Le jugement du 19 septembre 2017 du tribunal de commerce de Paris déboute la société Club Opticlibre de ses demandes et l’a condamnée à payer les dépens et la somme de 5000 euros sur le fondement de l’article 700 du code de procédure civile.


Mais la Cour d’appel de Paris infirme le jugement.

La Cour considère que la société XY, si elle était bien en droit de publier sur un site internet à destination des professionnels un communiqué de presse faisant état du jugement du tribunal qu’elle a obtenu dès lors que cette présentation était exacte et objective, la manière dont elle l’a fait est ici fautive.

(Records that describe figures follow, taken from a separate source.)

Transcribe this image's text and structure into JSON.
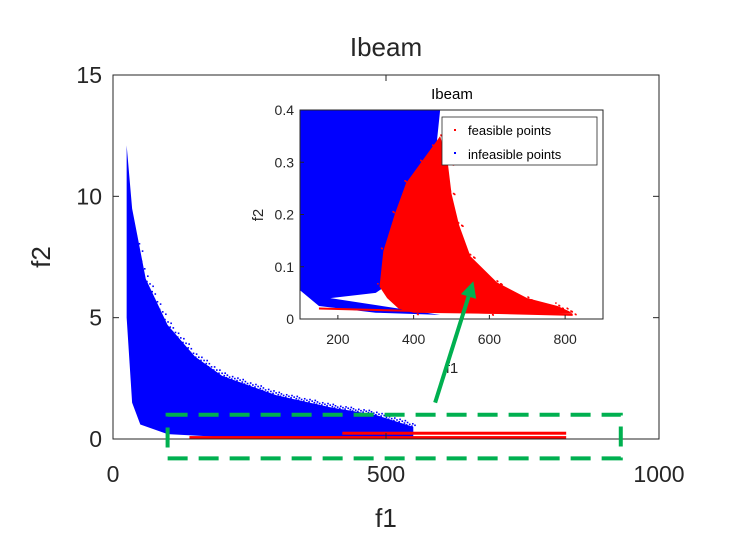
{
  "colors": {
    "feasible": "#ff0000",
    "infeasible": "#0000ff",
    "highlight": "#00b050",
    "axis": "#262626"
  },
  "chart_data": [
    {
      "type": "scatter",
      "title": "Ibeam",
      "xlabel": "f1",
      "ylabel": "f2",
      "xlim": [
        0,
        1000
      ],
      "ylim": [
        0,
        15
      ],
      "xticks": [
        0,
        500,
        1000
      ],
      "yticks": [
        0,
        5,
        10,
        15
      ],
      "series": [
        {
          "name": "infeasible points",
          "color": "#0000ff",
          "upper_envelope": [
            [
              25,
              12.1
            ],
            [
              35,
              9.5
            ],
            [
              60,
              6.6
            ],
            [
              100,
              4.7
            ],
            [
              150,
              3.4
            ],
            [
              200,
              2.6
            ],
            [
              300,
              1.8
            ],
            [
              400,
              1.3
            ],
            [
              480,
              1.0
            ],
            [
              550,
              0.5
            ]
          ],
          "lower_envelope": [
            [
              25,
              5.0
            ],
            [
              35,
              1.5
            ],
            [
              50,
              0.6
            ],
            [
              100,
              0.2
            ],
            [
              200,
              0.08
            ],
            [
              400,
              0.05
            ],
            [
              550,
              0.05
            ]
          ]
        },
        {
          "name": "feasible points",
          "color": "#ff0000",
          "x_range": [
            140,
            830
          ],
          "y_range": [
            0.0,
            0.4
          ]
        }
      ],
      "highlight_box": {
        "x": [
          100,
          930
        ],
        "y": [
          -0.8,
          1.0
        ]
      },
      "arrow": {
        "from": [
          590,
          1.5
        ],
        "to": [
          660,
          6.5
        ]
      }
    },
    {
      "type": "scatter",
      "title": "Ibeam",
      "xlabel": "f1",
      "ylabel": "f2",
      "xlim": [
        100,
        900
      ],
      "ylim": [
        0,
        0.4
      ],
      "xticks": [
        200,
        400,
        600,
        800
      ],
      "yticks": [
        0,
        0.1,
        0.2,
        0.3,
        0.4
      ],
      "legend": {
        "position": "top-right",
        "entries": [
          "feasible points",
          "infeasible points"
        ]
      },
      "series": [
        {
          "name": "infeasible points",
          "color": "#0000ff",
          "region_upper": [
            [
              100,
              0.4
            ],
            [
              470,
              0.4
            ],
            [
              460,
              0.33
            ],
            [
              440,
              0.2
            ],
            [
              400,
              0.1
            ],
            [
              300,
              0.05
            ],
            [
              180,
              0.04
            ]
          ],
          "region_lower": [
            [
              100,
              0.055
            ],
            [
              150,
              0.025
            ],
            [
              300,
              0.012
            ],
            [
              470,
              0.008
            ]
          ]
        },
        {
          "name": "feasible points",
          "color": "#ff0000",
          "outline": [
            [
              310,
              0.062
            ],
            [
              320,
              0.13
            ],
            [
              350,
              0.2
            ],
            [
              380,
              0.26
            ],
            [
              420,
              0.3
            ],
            [
              450,
              0.33
            ],
            [
              470,
              0.35
            ],
            [
              490,
              0.3
            ],
            [
              500,
              0.24
            ],
            [
              520,
              0.18
            ],
            [
              550,
              0.12
            ],
            [
              620,
              0.07
            ],
            [
              700,
              0.04
            ],
            [
              780,
              0.025
            ],
            [
              810,
              0.015
            ],
            [
              820,
              0.01
            ],
            [
              600,
              0.01
            ],
            [
              400,
              0.012
            ],
            [
              360,
              0.02
            ],
            [
              330,
              0.04
            ]
          ],
          "tail": [
            [
              150,
              0.02
            ],
            [
              820,
              0.008
            ]
          ]
        }
      ]
    }
  ]
}
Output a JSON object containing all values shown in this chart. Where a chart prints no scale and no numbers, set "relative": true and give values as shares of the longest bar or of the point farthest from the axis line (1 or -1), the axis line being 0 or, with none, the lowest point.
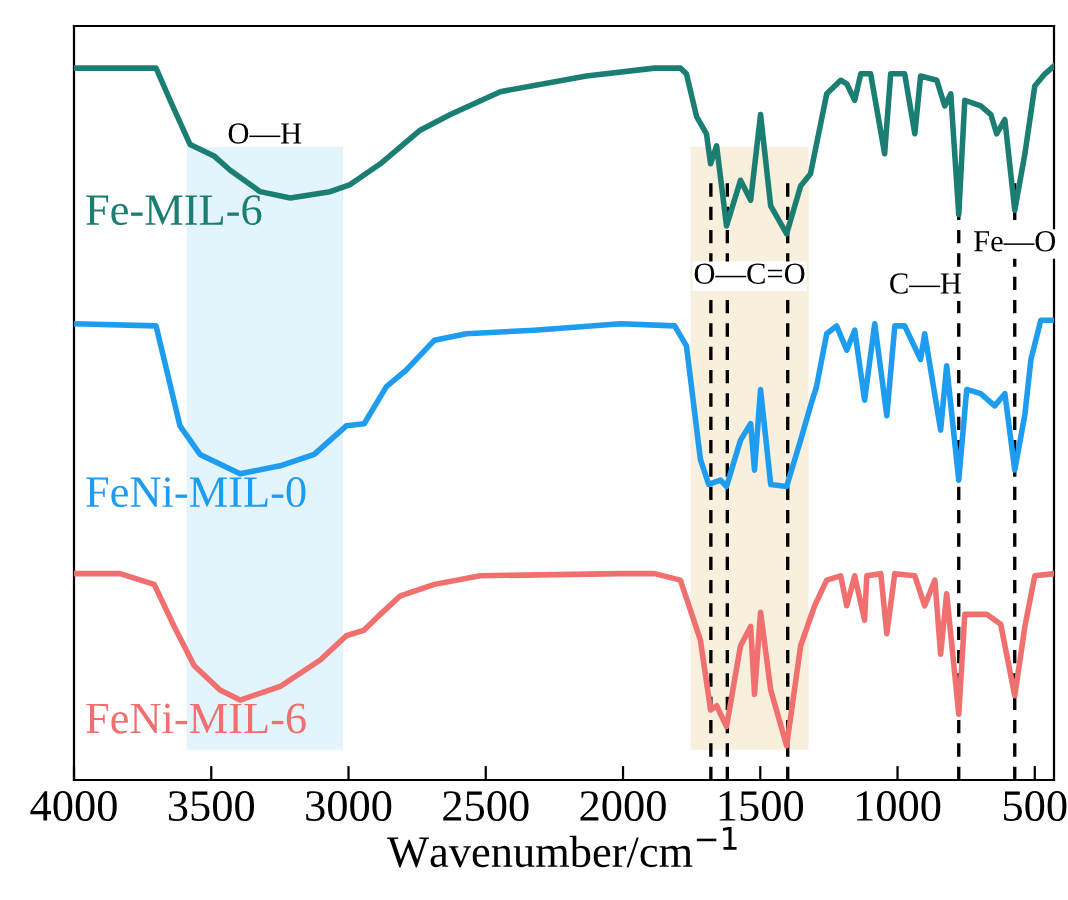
{
  "chart_data": {
    "type": "line",
    "relative": true,
    "xlabel": "Wavenumber/cm$^{−1}$",
    "xlim": [
      4000,
      430
    ],
    "xticks": [
      4000,
      3500,
      3000,
      2500,
      2000,
      1500,
      1000,
      500
    ],
    "grid": false,
    "legend": false,
    "marker": "none",
    "line_style": "solid",
    "series": [
      {
        "name": "Fe-MIL-6",
        "color": "#1a7f72",
        "x": [
          4000,
          3701,
          3650,
          3577,
          3490,
          3431,
          3322,
          3212,
          3067,
          2994,
          2884,
          2739,
          2629,
          2447,
          2133,
          1885,
          1791,
          1769,
          1732,
          1696,
          1681,
          1659,
          1623,
          1572,
          1535,
          1499,
          1462,
          1404,
          1353,
          1317,
          1258,
          1207,
          1185,
          1156,
          1134,
          1098,
          1047,
          1025,
          974,
          937,
          916,
          857,
          828,
          806,
          777,
          755,
          697,
          660,
          639,
          609,
          573,
          536,
          500,
          463,
          430
        ],
        "values": [
          0.997,
          0.997,
          0.952,
          0.89,
          0.874,
          0.854,
          0.824,
          0.815,
          0.824,
          0.834,
          0.863,
          0.91,
          0.932,
          0.964,
          0.986,
          0.997,
          0.997,
          0.989,
          0.929,
          0.905,
          0.863,
          0.888,
          0.776,
          0.84,
          0.812,
          0.932,
          0.804,
          0.765,
          0.832,
          0.849,
          0.961,
          0.98,
          0.975,
          0.952,
          0.989,
          0.989,
          0.877,
          0.989,
          0.989,
          0.905,
          0.986,
          0.98,
          0.944,
          0.961,
          0.792,
          0.952,
          0.944,
          0.932,
          0.905,
          0.925,
          0.798,
          0.877,
          0.972,
          0.989,
          1.0
        ]
      },
      {
        "name": "FeNi-MIL-0",
        "color": "#1e9cf0",
        "x": [
          4000,
          3701,
          3614,
          3541,
          3395,
          3249,
          3125,
          3008,
          2943,
          2862,
          2790,
          2687,
          2571,
          2323,
          2009,
          1812,
          1769,
          1718,
          1688,
          1645,
          1623,
          1572,
          1535,
          1521,
          1499,
          1462,
          1404,
          1353,
          1317,
          1295,
          1258,
          1222,
          1185,
          1156,
          1120,
          1083,
          1039,
          1010,
          974,
          916,
          901,
          843,
          821,
          777,
          748,
          697,
          646,
          609,
          573,
          536,
          514,
          478,
          430
        ],
        "values": [
          0.639,
          0.636,
          0.496,
          0.456,
          0.429,
          0.44,
          0.456,
          0.496,
          0.499,
          0.551,
          0.574,
          0.616,
          0.625,
          0.63,
          0.639,
          0.636,
          0.608,
          0.449,
          0.414,
          0.42,
          0.411,
          0.476,
          0.499,
          0.434,
          0.547,
          0.414,
          0.411,
          0.476,
          0.524,
          0.551,
          0.625,
          0.636,
          0.602,
          0.63,
          0.532,
          0.639,
          0.51,
          0.636,
          0.636,
          0.589,
          0.625,
          0.49,
          0.58,
          0.42,
          0.547,
          0.541,
          0.524,
          0.541,
          0.434,
          0.512,
          0.589,
          0.644,
          0.644
        ]
      },
      {
        "name": "FeNi-MIL-6",
        "color": "#f07070",
        "x": [
          4000,
          3832,
          3708,
          3635,
          3562,
          3468,
          3395,
          3249,
          3103,
          3008,
          2943,
          2884,
          2811,
          2687,
          2520,
          2009,
          1885,
          1791,
          1718,
          1681,
          1659,
          1623,
          1572,
          1535,
          1521,
          1499,
          1462,
          1404,
          1353,
          1302,
          1258,
          1207,
          1185,
          1156,
          1120,
          1112,
          1061,
          1039,
          1010,
          937,
          901,
          864,
          843,
          821,
          777,
          755,
          675,
          624,
          573,
          536,
          500,
          430
        ],
        "values": [
          0.289,
          0.289,
          0.274,
          0.215,
          0.16,
          0.126,
          0.112,
          0.131,
          0.168,
          0.202,
          0.21,
          0.232,
          0.258,
          0.274,
          0.286,
          0.289,
          0.289,
          0.28,
          0.196,
          0.098,
          0.104,
          0.075,
          0.188,
          0.215,
          0.12,
          0.235,
          0.126,
          0.048,
          0.188,
          0.244,
          0.28,
          0.286,
          0.244,
          0.286,
          0.224,
          0.286,
          0.289,
          0.205,
          0.289,
          0.286,
          0.244,
          0.28,
          0.176,
          0.261,
          0.092,
          0.232,
          0.232,
          0.218,
          0.118,
          0.215,
          0.286,
          0.289
        ]
      }
    ],
    "bands": [
      {
        "axis": "x",
        "from": 3590,
        "to": 3020,
        "color": "#e3f4fd",
        "label": "O—H"
      },
      {
        "axis": "x",
        "from": 1754,
        "to": 1324,
        "color": "#f8efdc",
        "label": "O—C=O"
      }
    ],
    "ref_lines": [
      {
        "axis": "x",
        "value": 1680,
        "color": "#000000",
        "line_style": "dashed"
      },
      {
        "axis": "x",
        "value": 1620,
        "color": "#000000",
        "line_style": "dashed"
      },
      {
        "axis": "x",
        "value": 1400,
        "color": "#000000",
        "line_style": "dashed"
      },
      {
        "axis": "x",
        "value": 777,
        "color": "#000000",
        "line_style": "dashed",
        "label": "C—H"
      },
      {
        "axis": "x",
        "value": 573,
        "color": "#000000",
        "line_style": "dashed",
        "label": "Fe—O"
      }
    ]
  }
}
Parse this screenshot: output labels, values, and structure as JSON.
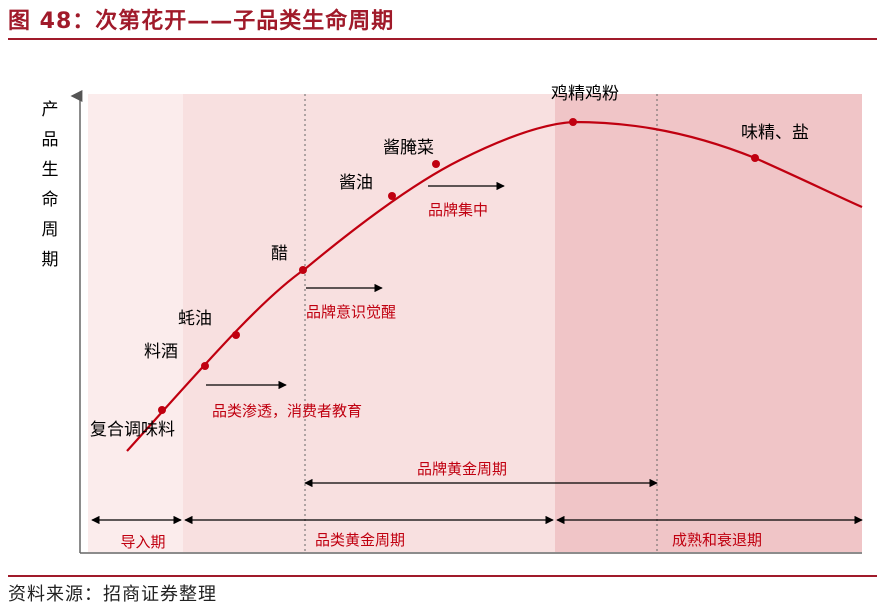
{
  "title": "图 48：次第花开——子品类生命周期",
  "source": "资料来源：招商证券整理",
  "y_axis_label": [
    "产",
    "品",
    "生",
    "命",
    "周",
    "期"
  ],
  "products": [
    {
      "label": "复合调味料"
    },
    {
      "label": "料酒"
    },
    {
      "label": "蚝油"
    },
    {
      "label": "醋"
    },
    {
      "label": "酱油"
    },
    {
      "label": "酱腌菜"
    },
    {
      "label": "鸡精鸡粉"
    },
    {
      "label": "味精、盐"
    }
  ],
  "stage_notes": {
    "penetration": "品类渗透，消费者教育",
    "awareness": "品牌意识觉醒",
    "concentration": "品牌集中"
  },
  "golden_period": "品牌黄金周期",
  "stages": [
    "导入期",
    "品类黄金周期",
    "成熟和衰退期"
  ],
  "colors": {
    "title": "#a01a2a",
    "curve": "#c00010",
    "band_intro": "#fbecec",
    "band_growth": "#f8e0e0",
    "band_mature": "#f0c5c7",
    "accent_text": "#c00010"
  }
}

Car si les premiers paragraphes du communiqué apparaissaient objectifs avec la décision judiciaire, ce dernier perdait son caractère d’objectivité en énonçant que :

« La juridiction répond à la stratégie de désinformation mise en place par xxx ; que la société xxx avait largement médiatisé auprès des opticiens et des fournisseurs du monde de l’optique dans le but de discréditer un concurrent ; la campagne de désinformation doit désormais cesser ; le tribunal de commerce ait été particulièrement sensible aux protestations de bonne foi de la société et à la mauvaise foi de … puisque la juridiction a ordonné l’exécution provisoire du jugement sur la condamnation prononcée au titre des dommages et intérêts ». 

Ces phrases, ainsi formulées, ne reflétaient pas la réalité du jugement qui se contentait de mener une analyse juridique objective de la situation de la société et ne contenait aucune critique à l’encontre de l’attitude commerciale ou procédurale du concurrent (NB : ce qui peut arriver parfois…).

Dès lors, la publication litigieuse est constitutive d’une faute au sens des articles 1240 et 1241 du code civil, entraînant la condamnation de ces agissements constitutifs de concurrence déloyale vis-à-vis du concurrent direct.

La société XY a été condamnée à payer à la société Club Opticlibre la somme de 4.000 euros à titre de réparation de son préjudice et 5.000 euros sur le fondement de l’article 700 du code de procédure civile.